2007 年度 第 7 回 気象学セミナー

場所 理学部 1号館 中央棟 8階 843号室
日時 10 月 4 日 (木) 10:30〜12:00
講演者 松井 仁志
講演題目
領域3次元モデルを用いた東アジアの都市域におけるエアロゾルの変動過程と光学的特性
概要

東アジアでは近年の急速な経済発展に伴って、窒素酸化物(NOx)や二酸化硫黄(SO2)などの人為起源物質の排出量が著しく増大している。これらの汚染物質はエアロゾルの生成を通して、東アジアやその下流領域において少なからぬ直接的および間接的な気候影響(放射場の変化、大気加熱量の変化、水循環の変化など)や健康被害などを引き起こす可能性があることが指摘されている。またこれらの人為起源物質の発生源として、大都市(メガシティ)の役割も注目されている。
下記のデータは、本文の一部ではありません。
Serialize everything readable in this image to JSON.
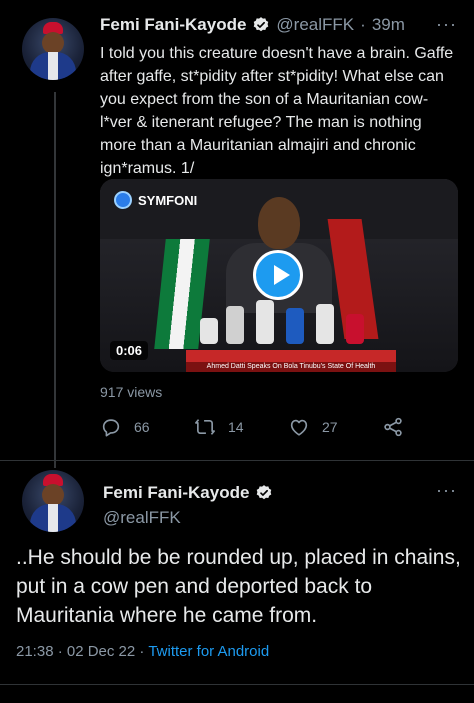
{
  "tweet1": {
    "author_name": "Femi Fani-Kayode",
    "handle": "@realFFK",
    "separator": "·",
    "time": "39m",
    "text": "I told you this creature doesn't have a brain. Gaffe after gaffe, st*pidity after st*pidity! What else can you expect from the son of a Mauritanian cow-l*ver & itenerant refugee? The man is nothing more than a Mauritanian almajiri and chronic ign*ramus. 1/",
    "video": {
      "channel_logo": "SYMFONI",
      "duration": "0:06",
      "caption": "Ahmed Datti Speaks On Bola Tinubu's State Of Health"
    },
    "views": "917 views",
    "actions": {
      "replies": "66",
      "retweets": "14",
      "likes": "27"
    }
  },
  "tweet2": {
    "author_name": "Femi Fani-Kayode",
    "handle": "@realFFK",
    "text": "..He should be be rounded up, placed in chains, put in a cow pen and deported back to Mauritania where he came from.",
    "timestamp": "21:38 · 02 Dec 22 · ",
    "source": "Twitter for Android"
  },
  "icons": {
    "verified": "verified-badge-icon",
    "more": "more-options-icon",
    "reply": "reply-icon",
    "retweet": "retweet-icon",
    "like": "like-icon",
    "share": "share-icon",
    "play": "play-icon"
  },
  "colors": {
    "background": "#000000",
    "text": "#e7e9ea",
    "muted": "#8b98a5",
    "accent": "#1d9bf0"
  }
}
本研究では、東アジアの大都市の1つである北京に注目し、領域3次元モデルを用いて北京周辺のエアロゾルとその前駆気体の濃度場の計算を行った。比較・検証には2006年に北京(北京大学構内)とその周辺域(北京から南に50 kmのYufaなど)で北京大学や東大先端研が行った大規模な集中観測の結果を用いた。
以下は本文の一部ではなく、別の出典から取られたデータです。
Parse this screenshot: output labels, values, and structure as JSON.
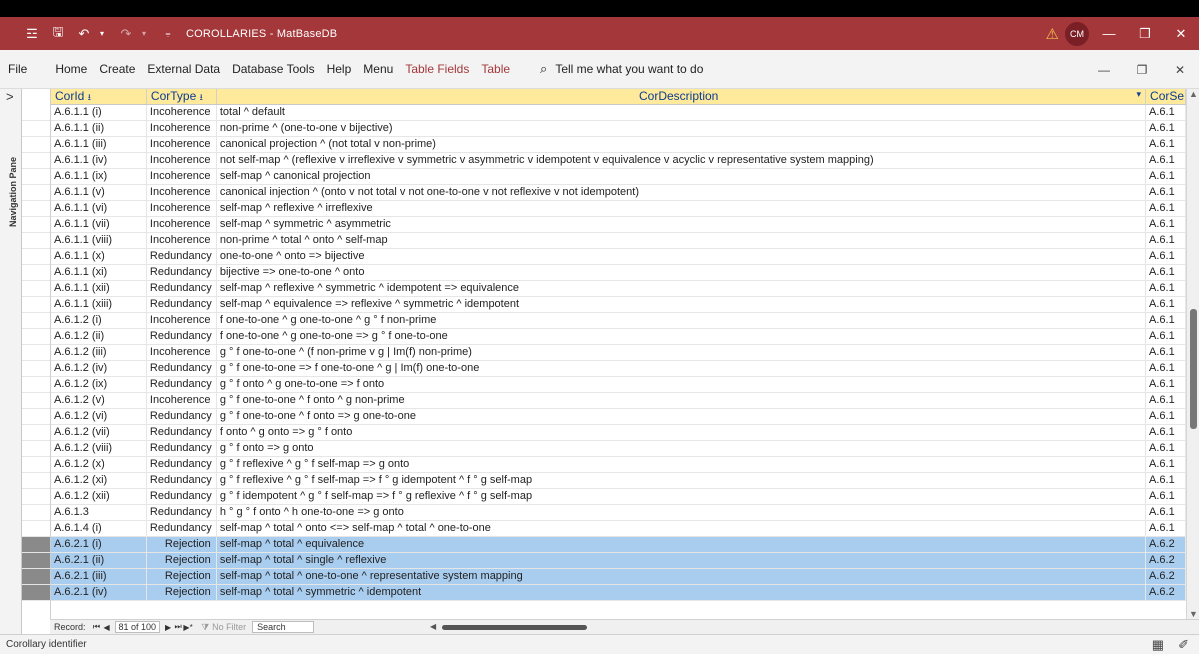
{
  "window": {
    "title": "COROLLARIES - MatBaseDB",
    "user_initials": "CM",
    "warning_icon": "warning-triangle-icon",
    "controls": {
      "minimize": "—",
      "restore": "❐",
      "close": "✕"
    }
  },
  "menu": {
    "items": [
      "File",
      "Home",
      "Create",
      "External Data",
      "Database Tools",
      "Help",
      "Menu"
    ],
    "context_items": [
      "Table Fields",
      "Table"
    ],
    "tell_me": "Tell me what you want to do",
    "right_controls": [
      "—",
      "❐",
      "✕"
    ]
  },
  "nav_pane": {
    "label": "Navigation Pane",
    "chevron": ">"
  },
  "table": {
    "columns": [
      "CorId",
      "CorType",
      "CorDescription",
      "CorSe"
    ],
    "rows": [
      [
        "A.6.1.1 (i)",
        "Incoherence",
        "total ^ default",
        "A.6.1"
      ],
      [
        "A.6.1.1 (ii)",
        "Incoherence",
        "non-prime ^ (one-to-one v bijective)",
        "A.6.1"
      ],
      [
        "A.6.1.1 (iii)",
        "Incoherence",
        "canonical projection ^ (not total v non-prime)",
        "A.6.1"
      ],
      [
        "A.6.1.1 (iv)",
        "Incoherence",
        "not self-map ^ (reflexive v irreflexive v symmetric v asymmetric v idempotent v equivalence v acyclic v representative system mapping)",
        "A.6.1"
      ],
      [
        "A.6.1.1 (ix)",
        "Incoherence",
        "self-map ^ canonical projection",
        "A.6.1"
      ],
      [
        "A.6.1.1 (v)",
        "Incoherence",
        "canonical injection ^ (onto v not total v not one-to-one v not reflexive v not idempotent)",
        "A.6.1"
      ],
      [
        "A.6.1.1 (vi)",
        "Incoherence",
        "self-map ^ reflexive ^ irreflexive",
        "A.6.1"
      ],
      [
        "A.6.1.1 (vii)",
        "Incoherence",
        "self-map ^ symmetric ^ asymmetric",
        "A.6.1"
      ],
      [
        "A.6.1.1 (viii)",
        "Incoherence",
        "non-prime ^ total ^ onto ^ self-map",
        "A.6.1"
      ],
      [
        "A.6.1.1 (x)",
        "Redundancy",
        "one-to-one ^ onto => bijective",
        "A.6.1"
      ],
      [
        "A.6.1.1 (xi)",
        "Redundancy",
        "bijective => one-to-one ^  onto",
        "A.6.1"
      ],
      [
        "A.6.1.1 (xii)",
        "Redundancy",
        "self-map ^ reflexive ^ symmetric ^ idempotent => equivalence",
        "A.6.1"
      ],
      [
        "A.6.1.1 (xiii)",
        "Redundancy",
        "self-map ^ equivalence => reflexive ^ symmetric ^ idempotent",
        "A.6.1"
      ],
      [
        "A.6.1.2 (i)",
        "Incoherence",
        "f one-to-one ^ g one-to-one ^ g ° f non-prime",
        "A.6.1"
      ],
      [
        "A.6.1.2 (ii)",
        "Redundancy",
        "f one-to-one ^ g one-to-one => g ° f one-to-one",
        "A.6.1"
      ],
      [
        "A.6.1.2 (iii)",
        "Incoherence",
        "g ° f one-to-one ^ (f non-prime v g | Im(f) non-prime)",
        "A.6.1"
      ],
      [
        "A.6.1.2 (iv)",
        "Redundancy",
        "g ° f one-to-one => f one-to-one ^ g | Im(f) one-to-one",
        "A.6.1"
      ],
      [
        "A.6.1.2 (ix)",
        "Redundancy",
        "g ° f onto ^ g one-to-one => f onto",
        "A.6.1"
      ],
      [
        "A.6.1.2 (v)",
        "Incoherence",
        "g ° f one-to-one ^ f onto ^ g non-prime",
        "A.6.1"
      ],
      [
        "A.6.1.2 (vi)",
        "Redundancy",
        "g ° f one-to-one ^ f onto => g one-to-one",
        "A.6.1"
      ],
      [
        "A.6.1.2 (vii)",
        "Redundancy",
        "f onto ^ g onto => g ° f onto",
        "A.6.1"
      ],
      [
        "A.6.1.2 (viii)",
        "Redundancy",
        "g ° f onto => g onto",
        "A.6.1"
      ],
      [
        "A.6.1.2 (x)",
        "Redundancy",
        "g ° f reflexive ^ g ° f self-map => g onto",
        "A.6.1"
      ],
      [
        "A.6.1.2 (xi)",
        "Redundancy",
        "g ° f reflexive ^ g ° f self-map => f ° g idempotent ^ f ° g self-map",
        "A.6.1"
      ],
      [
        "A.6.1.2 (xii)",
        "Redundancy",
        "g ° f idempotent ^ g ° f self-map => f ° g reflexive ^ f ° g self-map",
        "A.6.1"
      ],
      [
        "A.6.1.3",
        "Redundancy",
        "h ° g ° f onto ^ h one-to-one => g onto",
        "A.6.1"
      ],
      [
        "A.6.1.4 (i)",
        "Redundancy",
        "self-map ^ total ^ onto <=> self-map ^ total ^ one-to-one",
        "A.6.1"
      ],
      [
        "A.6.2.1 (i)",
        "Rejection",
        "self-map ^ total ^ equivalence",
        "A.6.2"
      ],
      [
        "A.6.2.1 (ii)",
        "Rejection",
        "self-map ^ total ^ single ^ reflexive",
        "A.6.2"
      ],
      [
        "A.6.2.1 (iii)",
        "Rejection",
        "self-map ^ total ^ one-to-one ^ representative system mapping",
        "A.6.2"
      ],
      [
        "A.6.2.1 (iv)",
        "Rejection",
        "self-map ^ total ^ symmetric ^ idempotent",
        "A.6.2"
      ]
    ],
    "selected_start": 27
  },
  "record_nav": {
    "label": "Record:",
    "position": "81 of 100",
    "no_filter": "No Filter",
    "search": "Search"
  },
  "status": {
    "text": "Corollary identifier"
  }
}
2006年8〜9月のおよそ1ヶ月の観測期間中に5回のエアロゾル高濃度イベントが北京とYufaで観測された。モデル計算によりこのようなエアロゾルの変動の要因となる気象場を概ね再現させ、エアロゾルの濃度変動の傾向をある程度再現させることができた。エアロゾルが高濃度となった期間には、地上の放射観測(AERONET)や人工衛星観測(MODIS)から得られた光学的な厚み(AOD)も増大していた。そこでモデル計算により得られたエアロゾル量をもとに簡易的にAODを計算したところ、その変動をある程度再現することができた。発表ではこのようなモデル計算による観測の再現性の他に、北京周辺での化学成分の水平分布特徴、光学的厚みの場所による違いや成分比率について考察した初期的な結果を示す。